The_Four_Toed_Edward
Well-Known Member
I have actually read a mystery book inspired by it, that is when I first heard of it. Just can't for the life of me find the exact book. Tried to google it, but apparently there are multiple!Found several versions on the internet, this was one of the cleanest.
Reply letters to My Truelove
12 Days of Christmas gifts.
Dearest Bill,
I went to the door today and the postman delivered a partridge in a pear tree. What a wonderful thoughtful gift! I couldn't have been more surprised.
With deepest Love and Devotion,
Sara
Dearest Bill,
Today the postman brought your most wonderful gift. Just imagine - two turtle doves! I'm delighted at your very sweet gift. They are just adorable. I will have to get a cage for them.
With deepest Love,
Sara
Dearest Bill,
Oh! Your third gift arrived! You really went too far, I think. I don't deserve such generosity - three French hens. They are just lovely, but I must protest - you've been way too kind.
Love,
Sara
Dearest Bill,
Today the postman delivered four calling birds. Now, really, they're quite nice, but now I have 10 birds and nowhere to put any more....so please, no more birds!! But, thanks.
Affectionately,
Sara
My Darling Bill,
What a surprise! Another present....and not a bird this time! Wow! Today the postman delivered five golden rings, one for each finger. You're just too extravagant, but I love it! Frankly, all those birds squawking were beginning to get on my nerves, but the rings are wonderful...and so quiet!!
All my love,
Sara
Dear Bill
When I opened the door there were actually six geese a-laying on my front steps. So you're back to the birds again, huh? Those geese are huge! And it was bird poop that they were laying, complete with a large count of coloform bacteria. Where will I ever keep them? The neighbours are complaining. The police came by with a formal complaint, and I can't sleep through all the racket. I guess I have my own noise-makers for the New Years Eve celebration tonight.
Please stop. NO MORE BIRDS!!
Cordially,
Sara
Bill:
Happy New Year...to some people. It hasn't been so happy with me. What's with you and those dumb birds? Seven swan’s a-swimming. What kind of practical joke is this? There's bird guano all over the house and they never stop squawking. I could not sleep all night and I'm a nervous wreck. You have gone too far, bird brain. STOP SENDING BIRDS. NO MORE BIRDS!! GOT IT?
Sincerely,
Sara
OK Wise Guy
I think I prefer the birds over this. What am I going to do with eight maids a-milking? It's not enough with all those birds and eight maids’ a-milking, but they had to bring their cows. Have you ever smelled a yard full of cow patties? Their piles are all over the lawn, and I can't move in my own house. Leave me alone. NO MORE OF YOUR "GIFTS".
Sara
Bill
What are you? Some kind of freak? Now there's nine ladies dancing...right in the smelly you-know-what and tracking it all over my house. The way they've been bickering with the milk maids, I hesitate to even call them ladies. You'll get yours, buddy.
Sara
You rotten piece of cow patty
What's with the ten lords a-leaping? I have threatened to break their legs so that they can never leap again. All 23 of the birds are dead. They've been trampled to death by the leapers, the dancers, and the cows. At least, I don't have to worry about them any more. However, the cows are mooing all night having gotten diarrhoea. My living room is a sewer! The Local Council has summoned me to give cause why my house shouldn't be condemned.

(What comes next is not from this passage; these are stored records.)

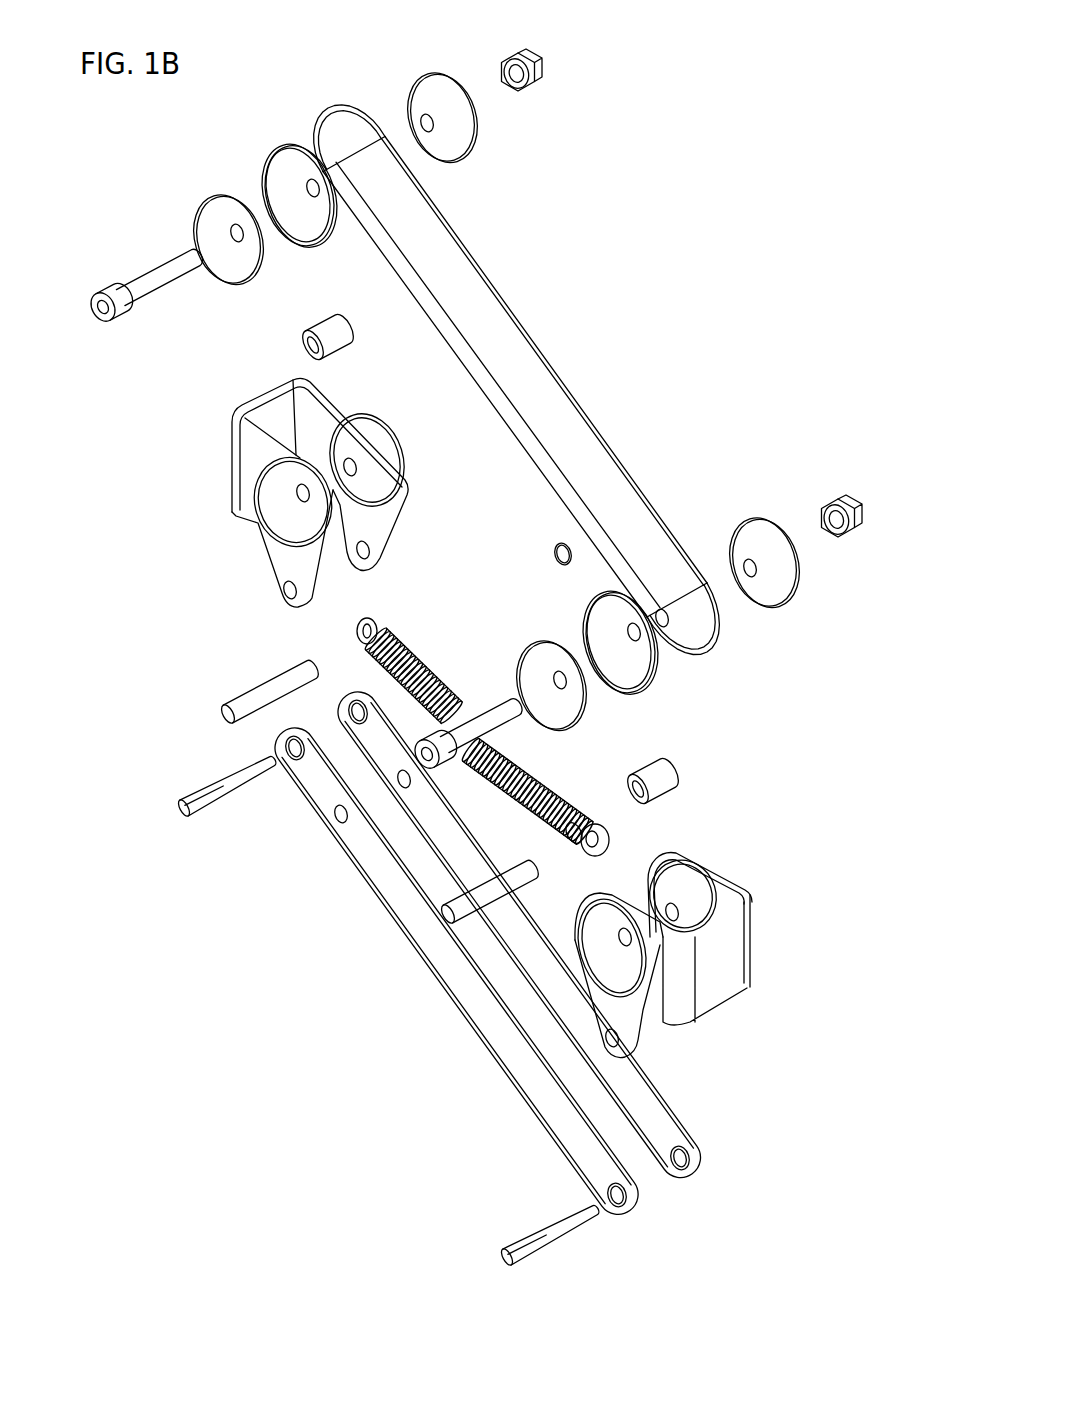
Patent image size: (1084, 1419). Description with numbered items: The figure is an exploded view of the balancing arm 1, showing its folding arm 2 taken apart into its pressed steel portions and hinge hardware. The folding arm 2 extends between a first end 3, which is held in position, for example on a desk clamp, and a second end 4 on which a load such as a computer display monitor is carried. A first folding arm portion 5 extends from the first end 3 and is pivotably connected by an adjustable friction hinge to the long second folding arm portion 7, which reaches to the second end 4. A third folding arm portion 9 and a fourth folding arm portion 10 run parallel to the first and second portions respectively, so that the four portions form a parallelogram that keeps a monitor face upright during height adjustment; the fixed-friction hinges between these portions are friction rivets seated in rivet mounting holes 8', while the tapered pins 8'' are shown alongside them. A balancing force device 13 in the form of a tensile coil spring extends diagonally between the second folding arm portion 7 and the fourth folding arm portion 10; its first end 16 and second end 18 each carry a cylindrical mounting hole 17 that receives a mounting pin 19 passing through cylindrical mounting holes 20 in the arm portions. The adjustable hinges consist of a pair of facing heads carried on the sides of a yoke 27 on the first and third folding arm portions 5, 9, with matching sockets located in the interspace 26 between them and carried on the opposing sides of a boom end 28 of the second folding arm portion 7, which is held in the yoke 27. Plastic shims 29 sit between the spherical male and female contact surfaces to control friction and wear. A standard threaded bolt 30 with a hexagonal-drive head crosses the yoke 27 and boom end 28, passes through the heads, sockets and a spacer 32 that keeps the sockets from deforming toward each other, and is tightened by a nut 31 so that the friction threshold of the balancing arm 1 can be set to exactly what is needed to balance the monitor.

The balancing arm 1 is at (746, 159).
The folding arm 2 is at (820, 759).
The first end 3 is at (701, 968).
The second end 4 is at (264, 482).
The first folding arm portion 5 is at (615, 1012).
The second folding arm portion 7 is at (517, 383).
The rivet mounting hole 8' is at (401, 899).
The tapered pin 8'' is at (323, 1026).
The third folding arm portion 9 is at (288, 553).
The fourth folding arm portion 10 is at (380, 863).
The balancing force device 13 is at (505, 787).
The first end of coil spring 16 is at (568, 831).
The cylindrical mounting hole 17 is at (358, 638).
The second end of coil spring 18 is at (378, 630).
The mounting pin 19 is at (224, 718).
The cylindrical mounting hole 20 is at (557, 556).
The interspace 26 is at (462, 637).
The yoke 27 is at (773, 957).
The boom end 28 is at (498, 395).
The shim 29 is at (212, 222).
The threaded bolt 30 is at (162, 277).
The nut 31 is at (500, 55).
The spacer 32 is at (330, 313).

I'm filing a complaint to the police about you!
One who means it.
Listen Brainless
Now there's eleven pipers piping. And they never stop piping...except when they're chasing those maids or dancing girls. The cows are getting very upset and are sounding worse than the birds ever did. What am I going to do? There is a petition going around to evict me from the neighbourhood.
I hope you're satisfied, you rotten, vicious swine.
Your sworn enemy,
Sara
Dear Sir
This is to acknowledge your latest gift of twelve drummers drumming which you have seen fit to inflict on our client, Miss Sara Truelove. The damage, of course, was total. She was found beating her head against the wall to the beat of the twelve drums. If you should attempt to reach Miss Truelove at Happy Glen Sanatorium, the attendants have instructions to shoot you on sight. With this letter please find attached a warrant for your arrest.